You can take any C project, and implement a new feature or refactor some part of it in Rust without issues.
You can't do the same for C++ code easily: integrating with C++ templates is hard (e.g. try to use a C++ Boost library, or the C++ standard library from Rust), integrating with C++ error handling is hard (try to write Rust code that can error using C++ exceptions, or that can be unwinded with one), calling C++ ABIs is hard from Rust, interfacing C++ types with Rust is also hard (inheritance, virtual functions, etc.).
Any successful C++ projects that uses Rust (e.g. Firefox), uses Rust as a better C to implement a C library, that can be called from C++. That's not "being a better C++" in any way of the word.
Similar opinion. The only two things I consider worthy at this point are C and Python.

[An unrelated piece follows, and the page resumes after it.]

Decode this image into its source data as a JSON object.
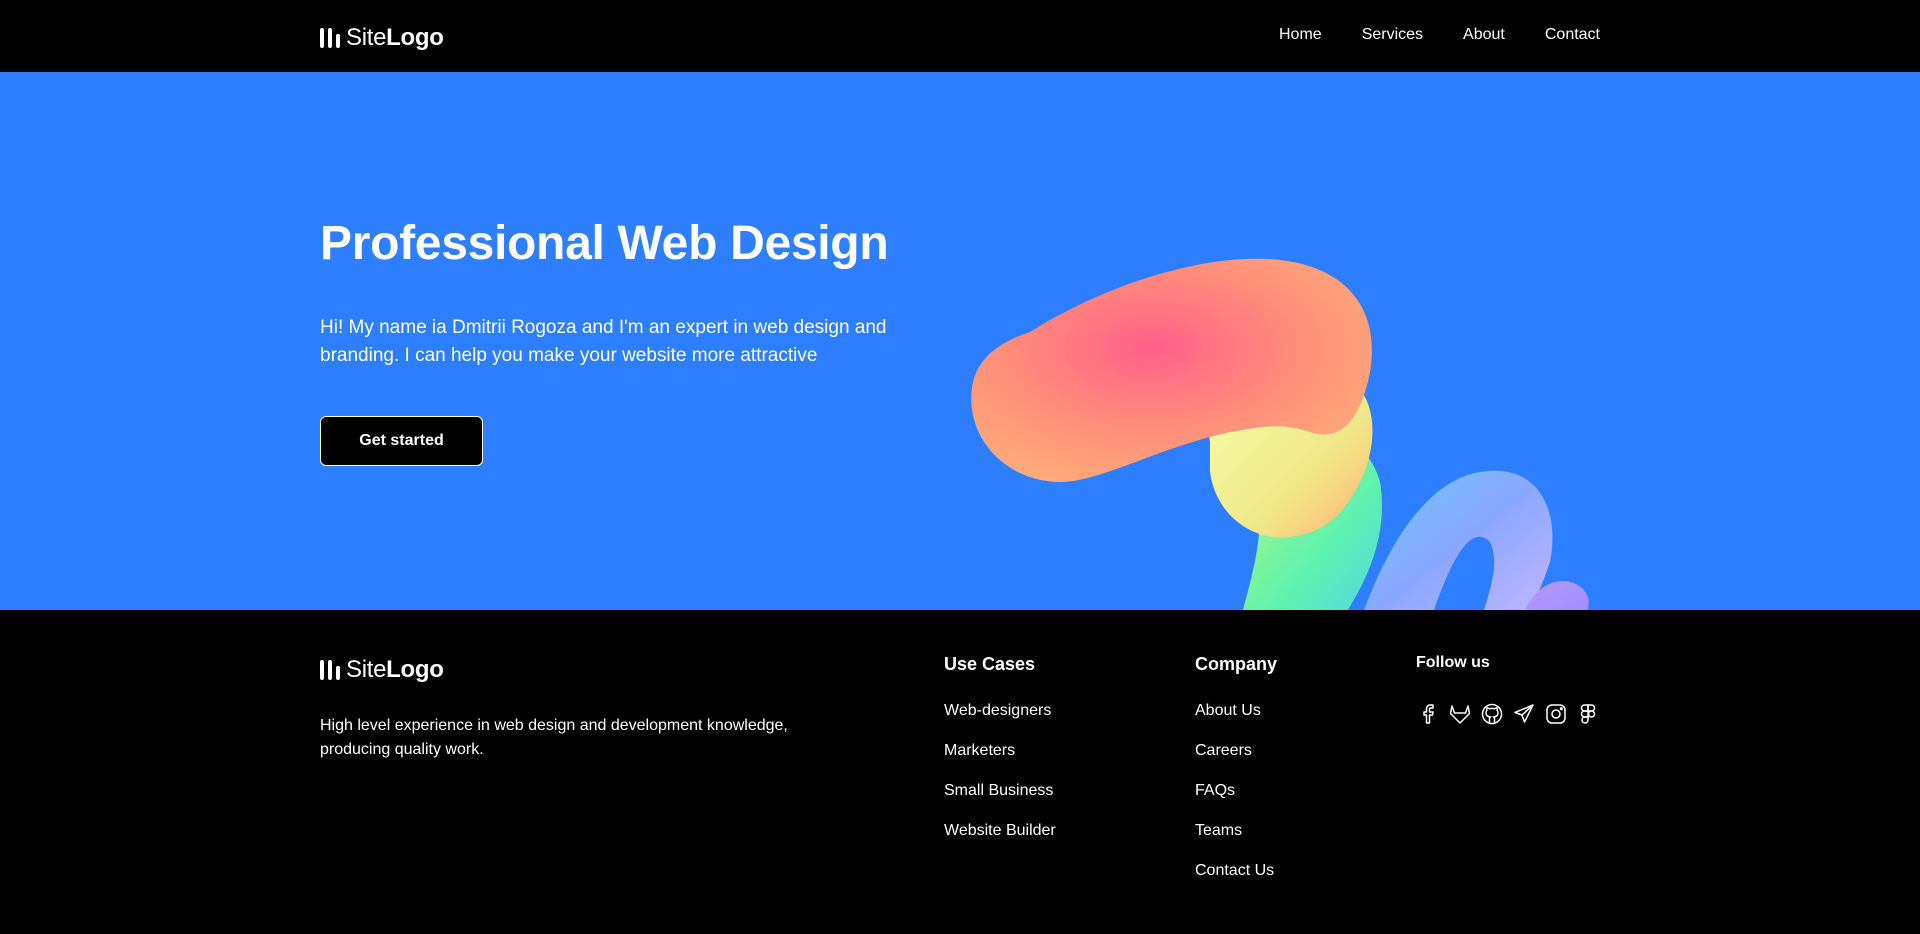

Everything else seems to have lost the balance of compromise, stability, low API and language volatility, the ability to retain it and it's API in mind effectively and tool flexibility.
On the Go front I have to say I like the language but not the rigidity which quite frankly gets in the way a lot of the time and turns minor experiments and refactoring into a time consuming nightmare.
On the C# front, I've been writing C# since before the compile toolchain was even RTM and I dislike every moment now. It has become a bloated mess of a language and the supporting frameworks are impossible to keep track of and up to date.
Edit: I prefer SBCL over everything really but that's another universe :)
> On the Go front I have to say I like the language but not the rigidity which quite frankly gets in the way a lot of the time and turns minor experiments and refactoring into a time consuming nightmare.
Can you give an example of this? Only thing I can think of is renaming struct fields when making them public/private.
There would have been a group of people who criticized Go’s lack of functions, but other people would have pointed out that functions are not strictly necessary and besides they will be added in version N+1 once we are sure about the best way to do functions.